Newspapers and brown paper bags have been also used to serve and package street foods in these cultures. Funfairs in these countries often sell peanuts in cones of paper and even today tourists can be found holding paper rolls stuffed with popcorn or sweets. As a pose to plastic containers, this is a much preferred alternative.


Bamboo utensils, clay cups and plates, jute sacks are more examples of how collectivist eastern society has basic yet vital climate friendly products ingrained deeply in their everyday.



Could cannibalism help the climate?


Would you go so far as to eat human meat to combat climate change?


Recent controversial literature explores how adopting a cannibalistic diet is the way to solve our problem.
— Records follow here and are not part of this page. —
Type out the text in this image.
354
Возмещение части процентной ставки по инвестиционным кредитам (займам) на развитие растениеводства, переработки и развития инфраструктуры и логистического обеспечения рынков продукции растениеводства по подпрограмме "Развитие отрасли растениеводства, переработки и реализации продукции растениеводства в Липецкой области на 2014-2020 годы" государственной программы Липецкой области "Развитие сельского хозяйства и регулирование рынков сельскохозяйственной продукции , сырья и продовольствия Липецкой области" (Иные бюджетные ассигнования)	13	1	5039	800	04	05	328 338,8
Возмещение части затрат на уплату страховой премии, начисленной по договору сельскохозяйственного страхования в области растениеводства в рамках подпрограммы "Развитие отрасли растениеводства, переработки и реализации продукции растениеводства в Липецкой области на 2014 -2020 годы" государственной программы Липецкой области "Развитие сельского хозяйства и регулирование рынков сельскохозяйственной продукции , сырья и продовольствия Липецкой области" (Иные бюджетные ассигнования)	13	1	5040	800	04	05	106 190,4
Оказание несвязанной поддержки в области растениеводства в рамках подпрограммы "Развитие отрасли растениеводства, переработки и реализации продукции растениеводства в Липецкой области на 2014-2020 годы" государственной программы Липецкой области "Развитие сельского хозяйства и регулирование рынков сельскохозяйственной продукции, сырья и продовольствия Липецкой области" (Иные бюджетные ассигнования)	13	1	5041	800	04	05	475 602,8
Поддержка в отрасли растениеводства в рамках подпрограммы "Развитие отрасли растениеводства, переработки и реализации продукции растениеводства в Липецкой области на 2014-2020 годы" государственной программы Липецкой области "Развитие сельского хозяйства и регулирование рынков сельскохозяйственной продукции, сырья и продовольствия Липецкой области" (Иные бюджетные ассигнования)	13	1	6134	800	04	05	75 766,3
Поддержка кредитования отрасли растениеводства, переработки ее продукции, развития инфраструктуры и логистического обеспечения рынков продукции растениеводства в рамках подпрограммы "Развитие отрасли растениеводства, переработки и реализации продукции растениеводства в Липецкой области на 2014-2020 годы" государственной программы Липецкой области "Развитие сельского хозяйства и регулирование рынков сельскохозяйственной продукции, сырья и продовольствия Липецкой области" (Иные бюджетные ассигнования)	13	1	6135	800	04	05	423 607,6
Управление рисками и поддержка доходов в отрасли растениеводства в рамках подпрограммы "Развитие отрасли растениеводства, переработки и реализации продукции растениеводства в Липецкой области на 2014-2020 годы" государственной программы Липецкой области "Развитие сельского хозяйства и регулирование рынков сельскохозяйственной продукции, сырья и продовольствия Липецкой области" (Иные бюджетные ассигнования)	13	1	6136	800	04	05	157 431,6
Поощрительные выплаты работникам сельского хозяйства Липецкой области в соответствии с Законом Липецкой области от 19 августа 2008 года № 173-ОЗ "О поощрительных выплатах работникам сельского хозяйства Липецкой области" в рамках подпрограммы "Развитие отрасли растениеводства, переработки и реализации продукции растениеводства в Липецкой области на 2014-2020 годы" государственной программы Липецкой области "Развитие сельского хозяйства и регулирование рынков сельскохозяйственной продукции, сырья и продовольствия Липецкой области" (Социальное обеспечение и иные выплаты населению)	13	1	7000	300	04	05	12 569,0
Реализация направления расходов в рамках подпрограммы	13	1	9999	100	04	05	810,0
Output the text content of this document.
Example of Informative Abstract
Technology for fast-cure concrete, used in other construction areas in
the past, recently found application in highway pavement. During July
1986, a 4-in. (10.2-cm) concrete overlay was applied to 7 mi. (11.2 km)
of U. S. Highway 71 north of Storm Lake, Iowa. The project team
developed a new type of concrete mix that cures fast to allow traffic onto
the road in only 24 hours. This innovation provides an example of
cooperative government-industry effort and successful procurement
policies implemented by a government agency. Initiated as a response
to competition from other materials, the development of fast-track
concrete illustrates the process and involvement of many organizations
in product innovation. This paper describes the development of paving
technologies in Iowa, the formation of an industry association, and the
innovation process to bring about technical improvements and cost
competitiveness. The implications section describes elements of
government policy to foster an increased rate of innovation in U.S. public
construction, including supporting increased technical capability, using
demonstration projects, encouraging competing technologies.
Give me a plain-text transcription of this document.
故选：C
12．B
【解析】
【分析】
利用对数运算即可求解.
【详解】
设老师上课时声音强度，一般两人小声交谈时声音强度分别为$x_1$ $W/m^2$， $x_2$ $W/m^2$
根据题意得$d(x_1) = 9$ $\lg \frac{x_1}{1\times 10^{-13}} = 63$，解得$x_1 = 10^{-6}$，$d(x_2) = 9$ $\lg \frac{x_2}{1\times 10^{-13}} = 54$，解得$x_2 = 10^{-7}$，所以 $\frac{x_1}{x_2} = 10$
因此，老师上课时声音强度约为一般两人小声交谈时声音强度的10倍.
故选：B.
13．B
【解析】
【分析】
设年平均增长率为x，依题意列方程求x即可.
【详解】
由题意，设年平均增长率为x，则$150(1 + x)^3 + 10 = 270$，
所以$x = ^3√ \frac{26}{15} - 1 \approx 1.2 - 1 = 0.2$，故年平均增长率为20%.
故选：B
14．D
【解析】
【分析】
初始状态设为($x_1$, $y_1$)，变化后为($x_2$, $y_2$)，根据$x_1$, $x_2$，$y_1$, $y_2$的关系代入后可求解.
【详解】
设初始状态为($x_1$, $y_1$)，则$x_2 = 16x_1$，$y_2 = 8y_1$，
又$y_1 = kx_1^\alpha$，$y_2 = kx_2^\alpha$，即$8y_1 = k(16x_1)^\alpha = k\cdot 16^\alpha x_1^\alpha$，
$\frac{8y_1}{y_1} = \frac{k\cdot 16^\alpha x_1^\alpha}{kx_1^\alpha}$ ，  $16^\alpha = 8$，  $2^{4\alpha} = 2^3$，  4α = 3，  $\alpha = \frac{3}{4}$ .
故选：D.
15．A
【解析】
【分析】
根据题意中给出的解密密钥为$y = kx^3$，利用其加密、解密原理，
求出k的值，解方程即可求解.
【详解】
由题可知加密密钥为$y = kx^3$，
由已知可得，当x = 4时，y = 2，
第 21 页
We’ve seen vegan and vegetarian diets taking wind as an attempt to fight the impacts of climate change. Some are in favor of scrapping these diets completely and turning to human meat instead.


A Swedish scientist’s angle on this topic is definitely a conversation starting one. The exploding population poses the concern of food scarcity. Biodiversity is impoverished because of our overexploitation. Beef farms for instance are some of the most UN-eco-friendly processes. In the name of advancement humans have developed systems of agriculture to meet consumption habits that are only spiralling upwards.


It is our demand for meat, the feed for these species, cereal, crops for biofuel and more that is exacerbating the issue. The scientist suggests that sourcing "meat" from corpses would directly translate to fewer trees cut.


Will this really be a viable way to move forward? The idea seems so far fetched because ethical or not, effective or not, the mental blocks surrounding ingesting human flesh mean that implementing this new way of eating will hardly be immediate. There is also the concern of the limited nutritional value of human meat. The cannibal tribe of Papa New Guinea are ridden with a prion disease known as Kuru because of their food choice being their dead relatives, bringing into question the safety of this switch.



Climate awareness vs action


In a nutshell, there is much to learn from people who live more naturally, consume more deliberately and are conscious in the way they treat earth. Their upbringing has perhaps been one that is more climate inclined so there is merit to suggesting that being sustainable has come naturally to them. This only means we must keep increasing our efforts to be sustainable as individuals, societies and consumers. We are continually becoming more aware but the action is where we lack.